Add the water and the carrots and potatoes. Turn the heat up to high and boil everything for 20-30 minutes, until the potatoes and carrots are soft. (Alternately, you can put a lid on top of the pan and turn down the heat to simmer).
Turn the heat down to low and add the curry cubes (there should be four connected cubes that you break apart). Stir, making sure the curry dissolves and is evenly distributed.
If your curry is too thick, add extra water. (I almost always have to do this, because a lot of water evaporates while boiling).
To serve:
In order to make this authentic, you must serve it in a bowl or on a plate with the rice on one side, and the curry on the other side. You can’t pour the curry on top of the rice, and whatever you do, don’t stir the rice and curry together!
It’s important that you use a spoon and scoop a little bit of rice and then a little bit of curry on the spoon. This way, the flavors stay distinct and strong.
This meal is so easy to make and my family wishes I would make it more often.
As they say in Japan, “itadakimasu!” (Let’s eat!)
And be sure to use real Japanese rice if you can! Here’s my recipe and instructions for Japanese rice.
Japanese Curry
Authentic Japanese Curry, just like they have in Japan! A delicious, distinctive brown curry with your choice of meat, potatoes, and carrots. This dinner is ready in 30 minutes or less!
Ingredients
- One (7.8 oz) package Japanese Curry (Golden Curry is the best brand)
- 3 cups water
- 1 medium-sized potato, peeled and cut into large chunks
- 2-3 carrots, peeled and cut into large chunks
- 1 cup of chick, pork, or beef chunks
- 1/4 of a large onion, cut into large chunks
Instructions
- Get a medium-large pan and put on on the stove over medium-high heat.
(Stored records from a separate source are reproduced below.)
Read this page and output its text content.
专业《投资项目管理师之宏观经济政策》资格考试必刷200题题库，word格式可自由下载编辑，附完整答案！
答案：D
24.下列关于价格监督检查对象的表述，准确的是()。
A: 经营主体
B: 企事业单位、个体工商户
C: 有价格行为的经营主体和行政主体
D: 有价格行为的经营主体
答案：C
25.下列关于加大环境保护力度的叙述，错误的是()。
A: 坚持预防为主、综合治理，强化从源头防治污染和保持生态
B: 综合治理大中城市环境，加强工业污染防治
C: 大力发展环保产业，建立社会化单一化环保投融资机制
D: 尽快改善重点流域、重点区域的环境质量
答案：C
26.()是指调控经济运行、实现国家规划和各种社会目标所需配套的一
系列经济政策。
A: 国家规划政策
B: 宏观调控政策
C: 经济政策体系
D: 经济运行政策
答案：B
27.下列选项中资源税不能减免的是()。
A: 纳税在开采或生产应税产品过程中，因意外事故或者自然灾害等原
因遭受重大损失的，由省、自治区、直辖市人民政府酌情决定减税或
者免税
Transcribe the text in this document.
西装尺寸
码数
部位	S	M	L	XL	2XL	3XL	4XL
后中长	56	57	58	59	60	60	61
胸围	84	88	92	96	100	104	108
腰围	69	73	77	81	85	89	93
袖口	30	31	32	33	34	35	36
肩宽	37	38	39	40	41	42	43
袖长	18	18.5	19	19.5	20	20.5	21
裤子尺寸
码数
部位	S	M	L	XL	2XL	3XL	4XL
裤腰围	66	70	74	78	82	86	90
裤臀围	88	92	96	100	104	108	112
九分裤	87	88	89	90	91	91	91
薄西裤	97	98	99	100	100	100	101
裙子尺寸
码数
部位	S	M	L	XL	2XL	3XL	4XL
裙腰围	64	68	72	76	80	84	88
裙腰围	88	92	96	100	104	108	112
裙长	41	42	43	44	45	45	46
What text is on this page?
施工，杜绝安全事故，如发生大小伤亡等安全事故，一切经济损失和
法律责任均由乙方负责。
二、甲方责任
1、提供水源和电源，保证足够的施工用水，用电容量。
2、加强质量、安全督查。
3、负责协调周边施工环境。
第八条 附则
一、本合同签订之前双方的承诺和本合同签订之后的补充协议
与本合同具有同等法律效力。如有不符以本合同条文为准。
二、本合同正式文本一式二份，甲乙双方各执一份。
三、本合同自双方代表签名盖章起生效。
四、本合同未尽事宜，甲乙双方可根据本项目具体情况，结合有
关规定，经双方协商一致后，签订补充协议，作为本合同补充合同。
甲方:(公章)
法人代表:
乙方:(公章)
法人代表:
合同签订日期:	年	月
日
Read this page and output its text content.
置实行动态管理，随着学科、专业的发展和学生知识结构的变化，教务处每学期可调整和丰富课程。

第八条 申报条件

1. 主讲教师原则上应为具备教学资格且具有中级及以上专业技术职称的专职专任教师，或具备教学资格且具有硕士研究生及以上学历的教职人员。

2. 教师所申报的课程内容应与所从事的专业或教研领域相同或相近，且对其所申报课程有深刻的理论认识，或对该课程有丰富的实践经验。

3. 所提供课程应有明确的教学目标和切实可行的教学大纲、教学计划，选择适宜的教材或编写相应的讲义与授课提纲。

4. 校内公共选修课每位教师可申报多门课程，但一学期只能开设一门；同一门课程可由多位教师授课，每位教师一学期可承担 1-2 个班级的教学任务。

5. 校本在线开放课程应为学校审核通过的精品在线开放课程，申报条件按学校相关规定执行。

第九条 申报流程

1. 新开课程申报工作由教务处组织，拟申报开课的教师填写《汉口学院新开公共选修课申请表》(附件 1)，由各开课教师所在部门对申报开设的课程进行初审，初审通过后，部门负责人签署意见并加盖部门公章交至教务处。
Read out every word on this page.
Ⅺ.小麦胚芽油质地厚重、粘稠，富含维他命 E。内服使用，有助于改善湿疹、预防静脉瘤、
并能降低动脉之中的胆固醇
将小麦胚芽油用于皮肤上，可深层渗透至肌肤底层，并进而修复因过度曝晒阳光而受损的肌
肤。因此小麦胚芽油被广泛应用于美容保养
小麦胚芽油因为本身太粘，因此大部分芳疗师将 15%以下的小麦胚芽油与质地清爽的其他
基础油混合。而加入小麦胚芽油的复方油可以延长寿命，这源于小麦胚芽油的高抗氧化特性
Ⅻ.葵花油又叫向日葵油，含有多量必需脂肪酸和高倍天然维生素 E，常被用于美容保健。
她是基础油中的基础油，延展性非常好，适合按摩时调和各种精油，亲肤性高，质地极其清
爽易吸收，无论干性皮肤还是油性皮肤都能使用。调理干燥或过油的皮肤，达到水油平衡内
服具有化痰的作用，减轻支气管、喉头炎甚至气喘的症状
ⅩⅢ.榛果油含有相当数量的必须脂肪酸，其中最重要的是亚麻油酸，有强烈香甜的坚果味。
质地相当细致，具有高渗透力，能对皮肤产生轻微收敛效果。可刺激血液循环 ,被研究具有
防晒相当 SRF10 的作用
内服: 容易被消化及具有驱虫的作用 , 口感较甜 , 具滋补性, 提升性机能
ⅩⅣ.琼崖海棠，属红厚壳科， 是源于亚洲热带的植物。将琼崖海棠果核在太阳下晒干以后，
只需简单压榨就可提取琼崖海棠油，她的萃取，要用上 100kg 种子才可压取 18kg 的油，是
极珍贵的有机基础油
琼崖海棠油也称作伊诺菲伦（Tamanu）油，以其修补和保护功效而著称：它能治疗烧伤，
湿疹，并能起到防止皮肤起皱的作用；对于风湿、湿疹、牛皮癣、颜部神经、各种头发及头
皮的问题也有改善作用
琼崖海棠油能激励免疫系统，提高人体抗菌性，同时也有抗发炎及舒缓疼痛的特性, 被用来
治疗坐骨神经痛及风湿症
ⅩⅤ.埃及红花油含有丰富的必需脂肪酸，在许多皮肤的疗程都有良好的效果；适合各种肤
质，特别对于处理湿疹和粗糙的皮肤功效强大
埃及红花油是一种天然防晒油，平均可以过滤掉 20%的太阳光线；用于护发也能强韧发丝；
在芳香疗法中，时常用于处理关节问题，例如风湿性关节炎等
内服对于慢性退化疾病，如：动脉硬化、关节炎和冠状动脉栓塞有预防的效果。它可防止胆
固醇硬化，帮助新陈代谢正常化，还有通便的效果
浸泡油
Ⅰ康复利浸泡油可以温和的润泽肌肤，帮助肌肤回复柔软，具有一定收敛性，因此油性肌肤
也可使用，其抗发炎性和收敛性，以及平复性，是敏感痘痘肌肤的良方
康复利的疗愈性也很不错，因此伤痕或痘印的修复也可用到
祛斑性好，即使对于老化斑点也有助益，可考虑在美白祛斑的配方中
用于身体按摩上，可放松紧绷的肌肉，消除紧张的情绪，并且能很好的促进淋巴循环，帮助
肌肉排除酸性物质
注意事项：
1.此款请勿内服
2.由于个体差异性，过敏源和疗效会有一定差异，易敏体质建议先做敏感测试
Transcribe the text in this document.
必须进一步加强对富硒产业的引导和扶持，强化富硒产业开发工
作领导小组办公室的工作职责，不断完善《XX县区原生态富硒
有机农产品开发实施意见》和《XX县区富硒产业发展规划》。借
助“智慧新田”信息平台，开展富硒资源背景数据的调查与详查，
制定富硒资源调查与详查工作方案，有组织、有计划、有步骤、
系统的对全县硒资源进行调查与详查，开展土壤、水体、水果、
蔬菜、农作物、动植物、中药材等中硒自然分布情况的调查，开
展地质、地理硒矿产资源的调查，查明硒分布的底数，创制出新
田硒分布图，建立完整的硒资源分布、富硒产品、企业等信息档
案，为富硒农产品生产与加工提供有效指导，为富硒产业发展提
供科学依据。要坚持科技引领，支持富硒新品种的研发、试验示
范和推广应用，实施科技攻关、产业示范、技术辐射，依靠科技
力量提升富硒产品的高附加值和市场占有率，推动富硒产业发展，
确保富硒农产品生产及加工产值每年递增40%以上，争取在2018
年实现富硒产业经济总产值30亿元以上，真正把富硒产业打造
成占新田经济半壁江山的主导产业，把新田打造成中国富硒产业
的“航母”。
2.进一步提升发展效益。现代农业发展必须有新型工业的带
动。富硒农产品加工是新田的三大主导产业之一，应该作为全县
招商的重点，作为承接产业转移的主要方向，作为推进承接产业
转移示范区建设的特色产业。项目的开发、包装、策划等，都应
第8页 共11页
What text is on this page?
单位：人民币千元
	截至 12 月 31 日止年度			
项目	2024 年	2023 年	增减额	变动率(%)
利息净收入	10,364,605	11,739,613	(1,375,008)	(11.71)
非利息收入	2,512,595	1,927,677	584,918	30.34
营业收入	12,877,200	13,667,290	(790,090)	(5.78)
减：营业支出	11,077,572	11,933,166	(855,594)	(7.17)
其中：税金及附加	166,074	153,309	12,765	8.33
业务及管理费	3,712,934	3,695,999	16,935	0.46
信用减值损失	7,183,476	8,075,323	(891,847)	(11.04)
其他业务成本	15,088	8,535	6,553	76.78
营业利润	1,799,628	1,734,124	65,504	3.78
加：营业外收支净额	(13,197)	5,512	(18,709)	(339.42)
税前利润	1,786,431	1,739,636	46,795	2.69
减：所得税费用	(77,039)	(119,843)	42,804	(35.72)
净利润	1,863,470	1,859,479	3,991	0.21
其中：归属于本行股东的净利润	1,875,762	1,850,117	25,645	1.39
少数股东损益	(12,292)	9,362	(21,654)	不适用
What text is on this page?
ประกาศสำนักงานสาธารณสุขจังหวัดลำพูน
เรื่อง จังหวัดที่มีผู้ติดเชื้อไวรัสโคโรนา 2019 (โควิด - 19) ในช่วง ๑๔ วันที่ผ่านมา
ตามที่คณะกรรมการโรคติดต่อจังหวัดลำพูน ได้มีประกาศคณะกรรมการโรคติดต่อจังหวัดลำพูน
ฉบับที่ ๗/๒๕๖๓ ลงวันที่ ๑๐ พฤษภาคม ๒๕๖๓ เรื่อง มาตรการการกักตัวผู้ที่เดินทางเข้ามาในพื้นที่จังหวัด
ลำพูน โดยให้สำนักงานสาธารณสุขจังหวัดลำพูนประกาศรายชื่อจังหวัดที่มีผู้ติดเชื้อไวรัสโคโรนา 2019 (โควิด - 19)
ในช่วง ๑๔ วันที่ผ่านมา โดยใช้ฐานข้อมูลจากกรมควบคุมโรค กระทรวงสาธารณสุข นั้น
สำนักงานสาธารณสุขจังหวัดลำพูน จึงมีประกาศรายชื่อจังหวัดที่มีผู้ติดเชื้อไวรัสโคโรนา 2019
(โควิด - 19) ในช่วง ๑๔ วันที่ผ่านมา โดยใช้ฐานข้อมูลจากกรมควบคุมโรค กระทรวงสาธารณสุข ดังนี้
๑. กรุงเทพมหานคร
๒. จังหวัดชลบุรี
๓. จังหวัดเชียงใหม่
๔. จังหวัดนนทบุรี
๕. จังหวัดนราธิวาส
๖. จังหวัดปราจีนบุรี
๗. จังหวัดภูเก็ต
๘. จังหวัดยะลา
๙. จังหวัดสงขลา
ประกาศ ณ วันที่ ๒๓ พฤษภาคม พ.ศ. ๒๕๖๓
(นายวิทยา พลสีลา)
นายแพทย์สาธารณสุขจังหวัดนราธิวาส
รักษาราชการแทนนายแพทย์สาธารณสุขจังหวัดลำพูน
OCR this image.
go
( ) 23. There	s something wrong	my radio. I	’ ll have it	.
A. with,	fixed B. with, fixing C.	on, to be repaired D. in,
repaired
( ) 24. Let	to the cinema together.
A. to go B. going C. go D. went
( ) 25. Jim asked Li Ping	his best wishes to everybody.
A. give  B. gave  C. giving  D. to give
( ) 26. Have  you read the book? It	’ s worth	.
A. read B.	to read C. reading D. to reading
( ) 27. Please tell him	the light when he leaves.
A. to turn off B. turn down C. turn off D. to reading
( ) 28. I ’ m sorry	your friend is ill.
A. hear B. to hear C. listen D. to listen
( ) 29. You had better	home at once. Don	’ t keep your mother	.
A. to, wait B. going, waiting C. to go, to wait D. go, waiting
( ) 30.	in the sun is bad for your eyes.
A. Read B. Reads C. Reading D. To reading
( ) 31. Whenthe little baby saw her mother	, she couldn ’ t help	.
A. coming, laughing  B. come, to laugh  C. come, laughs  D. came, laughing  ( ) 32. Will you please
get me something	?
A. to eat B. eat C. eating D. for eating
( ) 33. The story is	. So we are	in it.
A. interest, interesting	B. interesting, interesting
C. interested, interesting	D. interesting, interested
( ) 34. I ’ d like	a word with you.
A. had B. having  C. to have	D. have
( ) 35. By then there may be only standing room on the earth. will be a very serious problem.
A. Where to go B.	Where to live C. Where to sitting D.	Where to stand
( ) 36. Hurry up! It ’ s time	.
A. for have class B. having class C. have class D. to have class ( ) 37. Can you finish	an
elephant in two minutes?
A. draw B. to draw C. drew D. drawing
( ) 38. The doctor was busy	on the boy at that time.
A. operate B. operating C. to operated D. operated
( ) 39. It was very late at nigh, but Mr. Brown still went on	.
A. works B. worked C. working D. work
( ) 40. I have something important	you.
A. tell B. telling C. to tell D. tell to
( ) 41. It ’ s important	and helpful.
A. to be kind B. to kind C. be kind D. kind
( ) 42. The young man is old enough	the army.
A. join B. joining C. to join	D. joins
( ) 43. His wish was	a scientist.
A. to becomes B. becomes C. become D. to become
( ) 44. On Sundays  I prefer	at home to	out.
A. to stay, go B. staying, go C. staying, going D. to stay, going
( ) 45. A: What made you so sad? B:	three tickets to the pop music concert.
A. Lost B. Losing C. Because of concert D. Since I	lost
- Cook the chicken, pork, or beef just until the outside is beginning to brown. No need to cook it all the way through.
- Add the water, carrots, potatoes, and onions and bring to a boil.
- Boil for 20-30 minutes until the carrots and potatoes are soft. (If desired, you can also turn down the heat, cover the pot, and simmer everything for 20-30 minutes).
- Add half the package of curry (four cubes attached together). Turn off the heat and slowly stir until the curry is all dissolved and equally distributed. If you feel like your curry is too thick, add more water. If you feel like your curry is too thin, cook it with the lid off to allow more water to evaporate. The proper texture is like a thick stew--not a thin soup. The curry will thicken more as it cools.
- Place cooked Japanese rice on one side of your bowl or plate, and the curry on the other side. Eat with a spoon, picking up a little curry and a little rice on the spoon. Do not stir.
Notes
Large chunks equals about 3/4" size.